Ambos, de rodillas en el suelo y aún abrazados, observaban la situación tratando de encontrar algún sentido a lo que acababa de pasar.

- Don Pedro, salgamos rápido de aquí -. Musitó Don Anselmo tirando con fuerza del brazo del alcalde. – Raimundo, Doña Francisca, disculpen la interrupción. Nosotros nos vamos -.

Francisca reaccionó incorporándose como un resorte y mirando después reprochadora a Raimundo. 

– No se disculpe padre, aquí no ha interrumpido nada -. Tragó saliva bajando la cabeza. – Si me disculpan, tengo… asuntos que atender… -.

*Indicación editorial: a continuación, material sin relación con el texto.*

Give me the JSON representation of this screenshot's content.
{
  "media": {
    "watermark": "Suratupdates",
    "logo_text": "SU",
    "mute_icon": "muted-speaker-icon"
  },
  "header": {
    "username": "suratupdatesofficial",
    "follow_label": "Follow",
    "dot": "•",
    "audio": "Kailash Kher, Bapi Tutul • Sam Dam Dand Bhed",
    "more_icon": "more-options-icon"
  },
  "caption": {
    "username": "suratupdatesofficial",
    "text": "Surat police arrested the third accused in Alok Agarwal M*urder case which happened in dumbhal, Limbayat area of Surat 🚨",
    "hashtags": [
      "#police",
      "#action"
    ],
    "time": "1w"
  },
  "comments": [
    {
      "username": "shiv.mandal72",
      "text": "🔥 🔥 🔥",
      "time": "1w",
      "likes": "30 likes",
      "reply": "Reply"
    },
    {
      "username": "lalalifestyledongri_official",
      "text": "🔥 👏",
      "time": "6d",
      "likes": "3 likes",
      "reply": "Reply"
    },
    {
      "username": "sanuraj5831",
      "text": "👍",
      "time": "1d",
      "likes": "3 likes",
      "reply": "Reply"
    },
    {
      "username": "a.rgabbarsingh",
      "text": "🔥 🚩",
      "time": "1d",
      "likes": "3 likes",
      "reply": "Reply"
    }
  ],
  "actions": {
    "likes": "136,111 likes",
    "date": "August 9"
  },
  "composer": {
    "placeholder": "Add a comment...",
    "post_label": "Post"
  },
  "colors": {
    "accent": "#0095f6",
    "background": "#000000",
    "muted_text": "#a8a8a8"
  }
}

Miró de reojo a Raimundo según abandonaba la habitación. Él se limitó a seguirla con la mirada, sin detenerla. Habría sido inútil hacerlo. Pero ya terminaría aquella conversación con ella más adelante.

Cuando al fin Francisca se hubo marchado, Raimundo se giró para tomar a su pequeña Natalia en brazos y presentársela a Don Anselmo y a Don Pedro, que seguían junto a la puerta. Uno totalmente abrumado por lo que acababan de interrumpir. Y el otro, en su mundo. Esperando conocer a la recién nacida.